Friday, December 04, 2009
Sweeping The Nation Albums Of 2009: Number 27
Fight My Battles For Me starts with a red herring of sorts. Over a cheap keyboard with inbuilt drum machine, Pagan Wanderer Lu/Andy Regan casually details how he's fearful of losing his rag in public and generally "fucking up my life" while aware anger is "apparently the only thing that keeps me creative". A red herring because while never quite escaping what sounds like a pleasingly bedroom set-up it's hardly that knowingly amateurish. Of sorts because it's old keyboards plus social pondering, an idiosyncratic set-up that emphasises that however he manages it Regan has something personally experimental and unique going on.

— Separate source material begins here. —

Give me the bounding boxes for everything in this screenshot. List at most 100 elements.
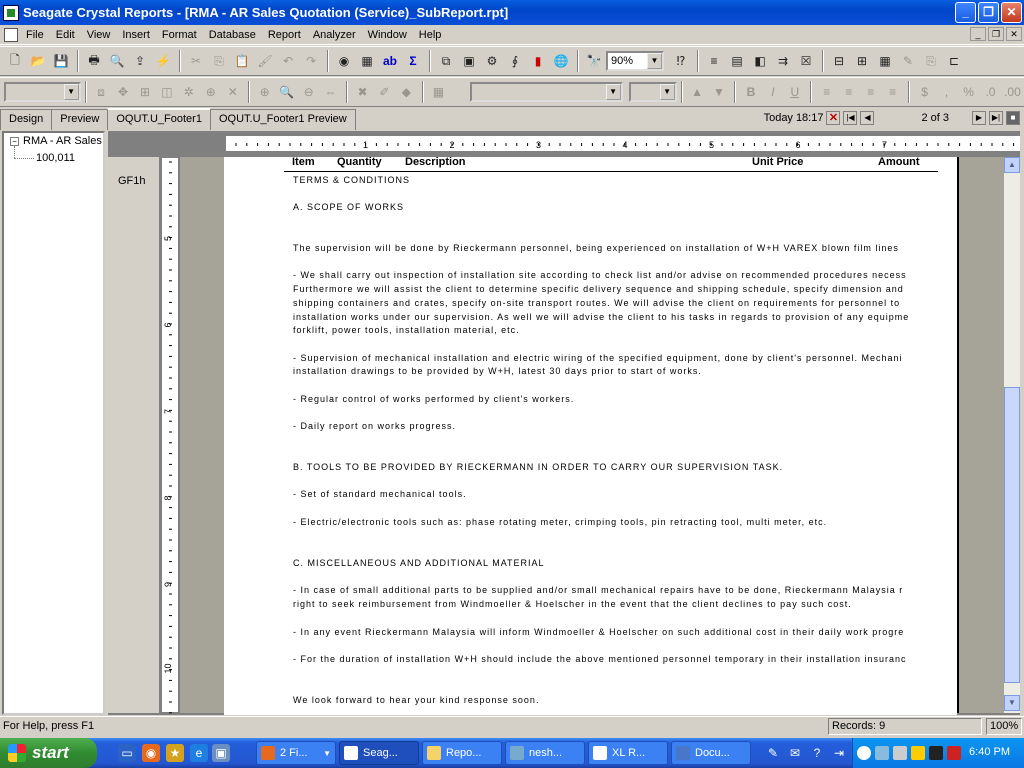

Lyrically the album approaches its big topics sideways on rather than be preachy or overt, so Regan pitches himself as referee in a violent young offenders vs asylum seekers parks game (The Gentleman's Game), losing his social life in favour of online life (2.0///The Bridge Of Sighs, with a big schlock/goth rock chorus) or observing Winston Churchill's battle with depression as his nights out partner ((You & Me And) Winston Churchill). The treatise on private schooling that is The Tree Of Knowledge ("...can fuck my apples") incorporates heavy duty and somewhat scatological attacks on the whole set-up and an effect in which a tape is ejected and turned over, at which the chorus begins playing backwards. There are more conventional moments, Stop Traveller! Stop And Read's lilting melody even as Regan questions and theorises on his own musical endeavour and its impact on his own life and Knots' sub-two minute acoustic folk, but two of the most offbeat and affecting tracks deal with armed conflict. Good Christian/Bad Christian tackles war in religion's name with agitated whirring synths, while The Memorial Hall, in a slightly different form from its leading The Independent Scrutineer EP, is all the more poignant for being able to better make out the lyrics in the slower fast half before the chiptune disco takes over. For an album that lasts over an hour it's surprisingly coherent despite its changeability, continuing to mark PWL out as a lo-fi auteur of great intelligence and invention.